What can you serve with pasta salad?
This pasta salad is great by itself. However, if you are looking for some side ideas to go with it try melon, cantaloupe, fruit salad, soup, finger sandwiches, vegetables, or a vegetable salad.
How long does tuna pasta salad last?
If you store the tuna pasta in an air sealed container, the tuna pasta salad will last 3-5 days in the refrigerator. It is perfect to make for busy weekdays because you can make it in advance and pull it out when you are ready to eat. It is also great for parties and cookouts, because you can make it ahead of time.
What ingredients do you need for this Mediterranean Tuna Pasta Salad?
For this Mediterranean Tuna Pasta Salad, you will need the following ingredients:
- Rotini Pasta
- Canned Tuna, drained
- Non-pareil Capers
- Boiled Eggs
- Kalamata Olives
- Red Pepper Flakes (optional)
For this salad, I use rotini pasta. Rotini pasta is perfect because all the little chunks of onion, egg, capers, olives, and tuna get trapped in the spirals. This ensures every bite is full of delicious flavor. However you can substitute pasta shells, or fusilli if you would rather. Both of those pastas would accomplish the same effect.
What is the difference between Rotini and Fusilli Pasta?
Rotini and fusilli pasta look very similar. Often times they can be mislabeled at the grocery stores. Fusilli is made as hollow tubes of pasta that are twisted into springs or corkscrews. Rotini is a flat pasta that is twisted. I prefer rotini because of its texture.
Use Non-Pareil Capers
It is important to use good quality olives and capers. They will make or break this dish. I like the tiny Mezzetta non-pareil capers. They are easily found at all of my local grocery stores. It is a matter of personal preference, but I have found some very strong, larger capers that have been too overpowering and have ruined my dishes. I also slice the olives in half so they don’t take over the dish.
What are non-pareil capers, you might ask? Non-pareil capers are the smallest of capers that are the best in flavor and texture. They have the perfect balance of acidity and salt. The larger sizes can be more tart and tough.
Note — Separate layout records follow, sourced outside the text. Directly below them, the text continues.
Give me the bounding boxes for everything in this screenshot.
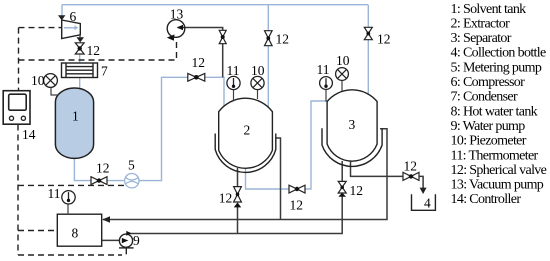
svg-text:9: Water pump: 9: Water pump [451,119,526,134]
wire bus drop to valve above extractor 2 [267,5,269,108]
svg-text:4: Collection bottle: 4: Collection bottle [451,46,547,61]
svg-text:3: Separator: 3: Separator [451,31,512,46]
compressor 6 [62,20,81,39]
wire product line separator to valve to bottle [351,162,404,177]
wire solvent tank outlet to valve and metering pump (blue) [74,158,124,181]
product spherical valve 12 to bottle [403,172,419,180]
svg-text:12: 12 [219,191,233,206]
svg-text:1: Solvent tank: 1: Solvent tank [451,2,527,17]
wire water return line A into hot water tank [103,129,387,220]
wire bus drop to valve above separator 3 [367,5,369,95]
piezometer 10 on extractor [257,90,259,99]
svg-text:7: 7 [101,64,108,79]
dashed control line to metering pump [18,184,127,186]
wire compressor discharge to condenser (blue) [79,54,81,64]
wire CO2 top bus (blue) [62,4,368,6]
piezometer 10 on tank 1 [51,88,57,96]
wire vacuum pump to valve to extractor port (black) [185,28,223,78]
svg-text:10: 10 [251,63,265,78]
arrow compressor inlet [58,15,65,20]
wire extractor jacket return [276,138,281,220]
wire separator bottom stem [341,161,343,181]
wire tank 8 to water pump 9 [102,239,120,241]
wire product valve to bottle drop [419,176,423,188]
svg-text:5: 5 [128,158,135,173]
dashed control line vertical from controller [18,28,20,91]
svg-text:5: Metering pump: 5: Metering pump [451,60,542,75]
svg-text:12: 12 [377,32,391,47]
spherical valve 12 above separator 3 [364,27,372,39]
spherical valve 12 on feed line to extractor [188,73,205,81]
wire extractor 2 to transfer valve to separator 3 (blue) [246,101,329,189]
collection bottle 4 [412,194,436,210]
arrow compressor outlet [79,35,81,38]
svg-text:11: 11 [48,186,61,201]
arrow into tank 8 [102,216,110,223]
thermometer 11 on tank 8 [67,203,69,214]
svg-text:12: 12 [404,159,418,174]
svg-text:6: 6 [70,9,77,24]
svg-text:11: 11 [227,63,240,78]
hot water tank 8 [57,214,101,246]
svg-text:12: 12 [96,160,110,175]
thermometer 11 on separator [325,90,327,102]
extractor bottom spherical valve 12 with arrow [234,187,242,202]
svg-text:6: Compressor: 6: Compressor [451,75,526,90]
svg-text:10: Piezometer: 10: Piezometer [451,134,527,149]
metering pump 5 [125,174,139,188]
wire metering pump to riser (blue) [139,77,224,180]
svg-text:8: Hot water tank: 8: Hot water tank [451,104,538,119]
piezometer 10 on separator [341,80,343,91]
svg-text:14: 14 [22,127,36,142]
svg-text:10: 10 [336,53,350,68]
wire water feed line B from pump 9 [128,197,342,234]
solvent tank 1 [55,88,93,158]
legend [451,2,547,207]
svg-text:12: Spherical valve: 12: Spherical valve [451,163,547,178]
svg-text:13: 13 [170,6,184,21]
wire bus drop to compressor inlet [61,5,63,16]
spherical valve on vacuum line [219,30,226,43]
svg-text:8: 8 [72,225,79,240]
separator bottom spherical valve 12 with arrow [338,181,346,193]
svg-text:12: 12 [290,198,304,213]
svg-text:12: 12 [350,183,364,198]
svg-text:3: 3 [349,117,356,132]
svg-text:2: Extractor: 2: Extractor [451,16,511,31]
dashed control line to compressor [19,27,62,29]
svg-text:12: 12 [192,55,206,70]
svg-text:12: 12 [276,32,290,47]
wire extractor bottom stem [237,168,239,187]
svg-text:2: 2 [244,122,251,137]
spherical valve 12 below compressor [75,43,84,54]
svg-text:13: Vacuum pump: 13: Vacuum pump [451,178,544,193]
extractor 2 vessel [219,98,273,168]
svg-text:11: 11 [317,62,330,77]
svg-text:9: 9 [133,233,140,248]
spherical valve 12 above extractor 2 [265,31,273,46]
spherical valve 12 tank outlet [91,177,107,185]
dashed control line to water pump 9 [18,254,122,256]
dashed control line to hot water tank [18,230,57,232]
svg-text:12: 12 [87,43,101,58]
svg-text:11: Thermometer: 11: Thermometer [451,148,539,163]
arrow into collection bottle [420,188,427,194]
thermometer 11 on extractor [233,90,235,102]
wire water feed branch to extractor bottom valve [237,207,239,234]
svg-text:10: 10 [31,73,45,88]
controller 14 [3,91,30,125]
separator 3 vessel [327,90,377,161]
condenser 7 [62,63,98,78]
water pump 9 [119,234,132,247]
dashed control line to vacuum pump [19,38,177,60]
vacuum pump 13 [167,20,185,38]
svg-text:7: Condenser: 7: Condenser [451,90,518,105]
svg-text:4: 4 [424,196,431,211]
transfer spherical valve 12 between vessels [289,185,305,193]
extractor 2 jacket [215,134,276,173]
separator 3 jacket [322,128,382,166]
wire condenser to solvent tank (blue) [79,77,81,89]
svg-text:14: Controller: 14: Controller [451,192,522,207]
svg-text:1: 1 [72,109,79,124]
Like this recipe? Then you are sure to like these also! Check out the following:
- Southern Tuna Salad
- Mediterranean Quinoa Salad
- Mediterranean Beet Salad
- Marinated Olives and Cheese Ring
- Greek Black Eye Pea Salad
- Open-Faced Shrimp and Basil Lasagna
Mediterranean Tuna Pasta Salad with Capers and Olives
- 16 oz rotini
- 1 cup chopped onion
- 6.8 oz canned tuna drained
- 2.2 oz capers non-pareil
- 3 eggs chopped
- 5 oz kalamata olives cut in half
- ¾ cup mayonnaise
- salt and pepper to taste
- 1 tsp crushed red pepper
- Cook rotini pasta according to directions.
- Rinse and cool noodles.
- Add 1 cup chopped onion, 6.8oz canned tuna drained, 2.2oz capers drained, 3 chopped boiled eggs, 5oz kalamata olives sliced in half, 3/4 cup mayonnaise, and salt and pepper to taste.
- I like to add in a tsp of crushed red pepper, but you can omit this if you do not like spicy food.
- Serve immediately or refrigerate before serving.